I had to change the serialization logic in different places, but after a couple of days, it is now stable and working perfectly 🙂

The whole process of packets parsing is then done in memory, in real time and distributed across many web services in the cluster, using only Redis as a temporary store, moving around 300 000 packets by minute 24h/24, amounting to almost 100MB par minute!

That’s beautiful =)

What’s the result?

  • Less storage cost
  • Less CPU cost for Elasticsearch indexation
  • More availability for Elasticsearch on the UI searches 🙂 You must have noticed less timeouts these days?

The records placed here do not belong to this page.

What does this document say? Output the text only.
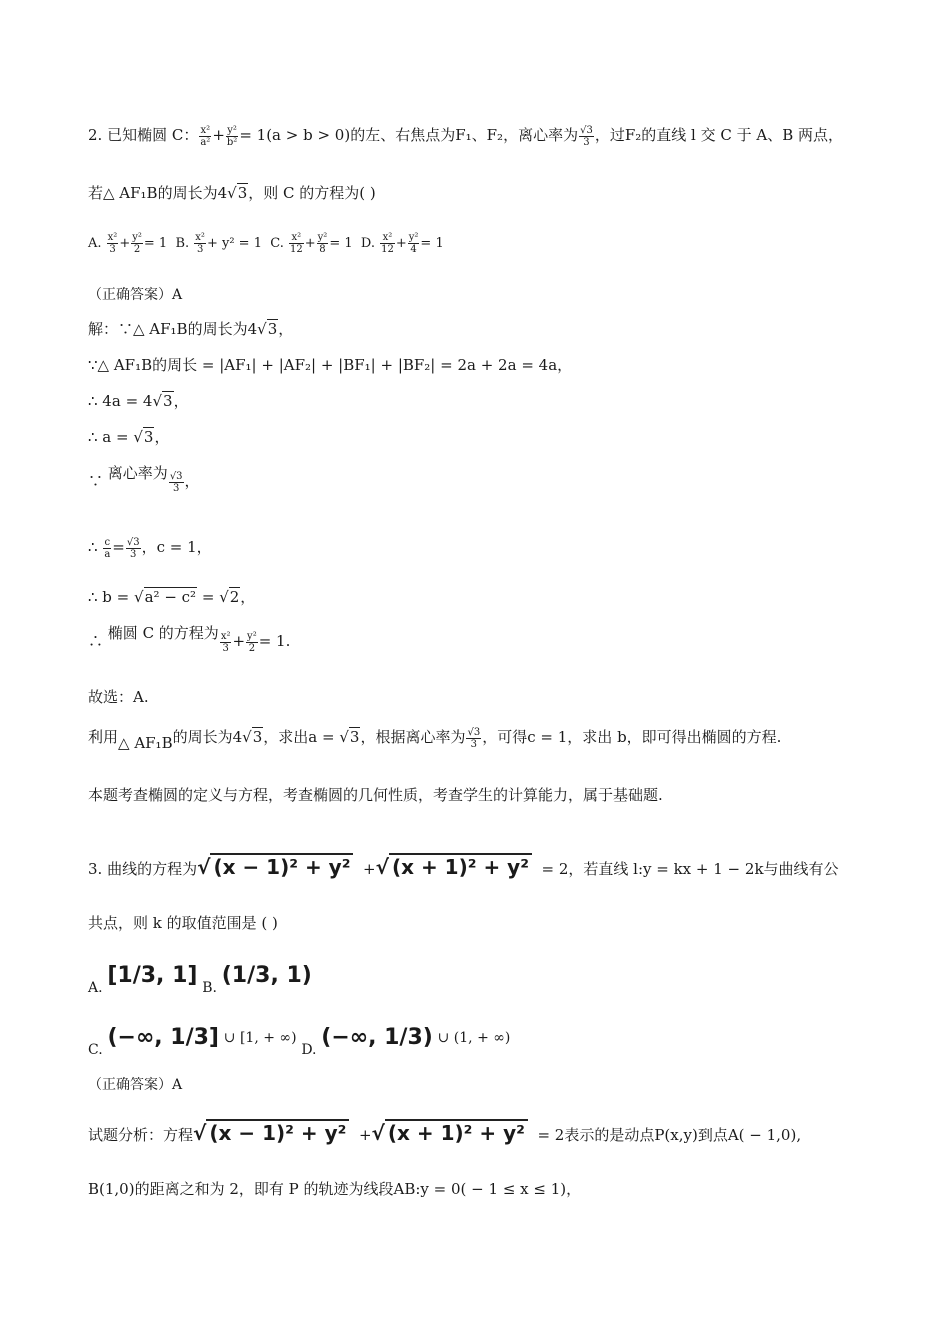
2. 已知椭圆 C： $\frac{\text{x²}}{\text{a²}} + \frac{\text{y²}}{\text{b²}} = 1(a > b > 0)$的左、右焦点为F₁、F₂，离心率为 $\frac{√3}{3}$ ，过F₂的直线 l 交 C 于 A、B 两点，
若△ AF₁B的周长为4√3，则 C 的方程为( )
A. $\frac{\text{x²}}{3} + \frac{\text{y²}}{2} = 1$ B. $\frac{\text{x²}}{3} + y^2 = 1$ C. $\frac{\text{x²}}{12} + \frac{\text{y²}}{8} = 1$ D. $\frac{\text{x²}}{12} + \frac{\text{y²}}{4} = 1$
（正确答案）A
解：∵△ AF₁B的周长为4√3，
∵△ AF₁B的周长 = |AF₁| + |AF₂| + |BF₁| + |BF₂| = 2a + 2a = 4a，
∴ 4a = 4√3，
∴ a = √3，
∵ 离心率为 $\frac{√3}{3}$ ，
∴ $\frac{c}{a} = \frac{√3}{3}$ ，c = 1，
∴ b = √a² − c² = √2，
∴ 椭圆 C 的方程为 $\frac{\text{x²}}{3} + \frac{\text{y²}}{2} = 1$.
故选：A.
利用△ AF₁B的周长为4√3，求出a = √3，根据离心率为 $\frac{√3}{3}$ ，可得c = 1，求出 b，即可得出椭圆的方程.
本题考查椭圆的定义与方程，考查椭圆的几何性质，考查学生的计算能力，属于基础题.
3. 曲线的方程为√ (x − 1)² + y² +√ (x + 1)² + y² = 2，若直线 l:y = kx + 1 − 2k与曲线有公
共点，则 k 的取值范围是 ( )
A. [1/3, 1] B. (1/3, 1)
C. (−∞, 1/3] ∪ [1, + ∞) D. (−∞, 1/3) ∪ (1, + ∞)
（正确答案）A
试题分析：方程√ (x − 1)² + y² +√ (x + 1)² + y² = 2表示的是动点P(x,y)到点A( − 1,0),
B(1,0)的距离之和为 2，即有 P 的轨迹为线段AB:y = 0( − 1 ≤ x ≤ 1)，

On UI, when these resources are not available, their hypermedia links are not shown. And a new warning is displayed when moving to TCP / Packet view:

Currently, Tcp sessions and Packets are only saved on SIT1 and PRM Integration platforms. For… non regression 😉

One drawback though

Those resources where rolled up in Elasticsearch to provide information for the parsing quality line at the bottom of the timeline. :-/

As I got this evolution idea AFTER the quality line implementation, I have nothing to replace it yet.
So I designed a new way to save parsing quality information during the parsing, in a pre-aggregated format. Development will start soon!

It is important for transparency as well as non regression checks.